Retro buyers will need to plan ahead and be flexible to navigate the pressure in parts of the retro market in 2020
Whatever the weather in the final months of the year, it is unlikely that it will be business as usual in the retrocession market this January. While new capital continues to flow into the sector in innovative ways, some markets and some structures are likely to be under increasing pressure. For 2020, Guy Carpenter is advising its clients be open-minded to restructuring their retrocession programmes with a different mix of products.
A number of new players have entered the market over the last 24 months. These platforms have come in diverse shapes and sizes. Some are entrepreneurial startups; others are strategic initiatives of reinsurers or asset managers; and others have been a consequence of M&A.
In the same period, the performance of both the rated and unrated incumbent markets has been extremely varied. Many retrocessionairs have performed as advertised, but for others losses have eroded both existing capital and the ability to raise new funds. Communication with stakeholders before, during and after losses has also had a big impact on investor confidence in certain platforms. Some firms have already exited the retro market whilst the future of others is now finely balanced and sensitive to both further losses and changes in the global macroeconomic environment.
In the last twelve months, the total AUM of reinsurance funds shrank for the first time in more than twenty years. But while some funds went into run-off, others have continued to grow. The large dispersion in the direction and magnitude of growth of individual managers is closely related to their performance in 2017 and 2018. The variance in track record in these years of significant losses is much higher than in benign years and some of the strategies focused on retrocession have been amongst the hardest hit.
Despite the lack of activity, the first half of 2019 has also proved to be a challenging period for many funds. Two drivers of this have been loss creep (from Irma and Jebi in particular) and mark-to-market losses on cat bond portfolios due to rising yields. It will only take a modest level of losses in the final months of 2019 to push a number of funds into a third year of negative returns. This could lead to some challenging conversations with investors.
The performance of rated markets has been similarly varied. In addition to the suffering the same problems with loss creep from cat losses, some firms have picked up large risk losses from events including the Capital One data breach and the Philadelphia Energy refinery explosion.
The last two years have seen a significant number of new reinsurance and retrocession markets – and there continues to be a strong pipeline of credible teams with ambitious business plans. Some have already gained significant momentum whilst others have already stumbled. Incumbents have also doubled down their efforts to buy or build third-party management platforms and the largest ILS fund is now part of a US insurance group.
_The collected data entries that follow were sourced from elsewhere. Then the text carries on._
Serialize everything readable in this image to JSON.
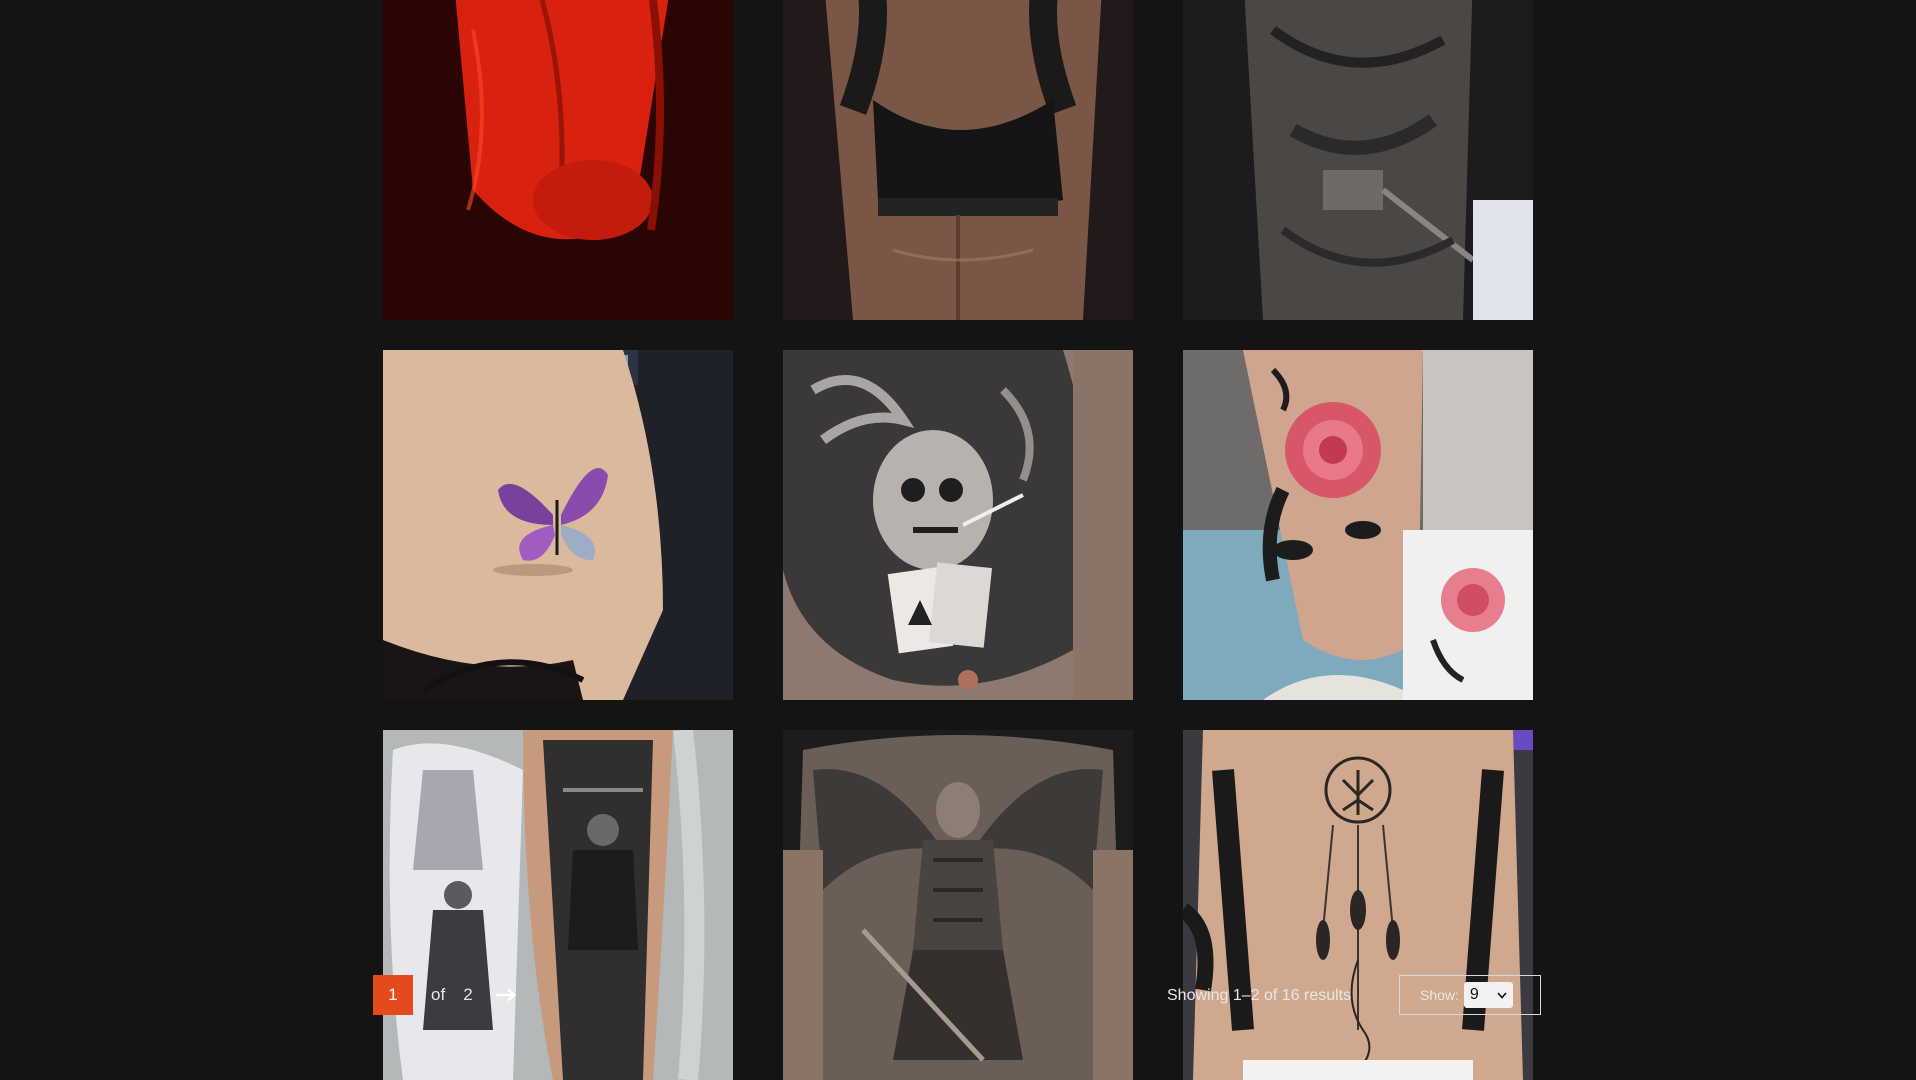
{
  "gallery": {
    "items": [
      {
        "name": "tattoo-photo-red-torso"
      },
      {
        "name": "tattoo-photo-sports-bra-back"
      },
      {
        "name": "tattoo-photo-warrior-arm"
      },
      {
        "name": "tattoo-photo-butterfly-shoulder"
      },
      {
        "name": "tattoo-photo-skull-cards-chest"
      },
      {
        "name": "tattoo-photo-rose-calf"
      },
      {
        "name": "tattoo-photo-viking-forearm"
      },
      {
        "name": "tattoo-photo-angel-backpiece"
      },
      {
        "name": "tattoo-photo-dreamcatcher-spine"
      }
    ]
  },
  "pagination": {
    "current_page": "1",
    "of_label": "of",
    "total_pages": "2",
    "next_icon": "arrow-right-icon"
  },
  "results": {
    "text": "Showing 1–2 of 16 results"
  },
  "show": {
    "label": "Show:",
    "selected": "9",
    "icon": "chevron-down-icon"
  },
  "colors": {
    "background": "#141414",
    "accent": "#e34a1d"
  }
}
A number of the largest retro markets are very specialised in particular products. This means that the uneven performance and outlook of markets has translated to uneven pressures on retro products. Lack of supply of some products is leading to increased demand for others.
Two issues that have affected every type of cover are reserve deterioration and the surprise contribution of the California Wildfire losses in both 2017 and 2018. The quality of reserving and modelling practices are likely to dominate some renewal discussions.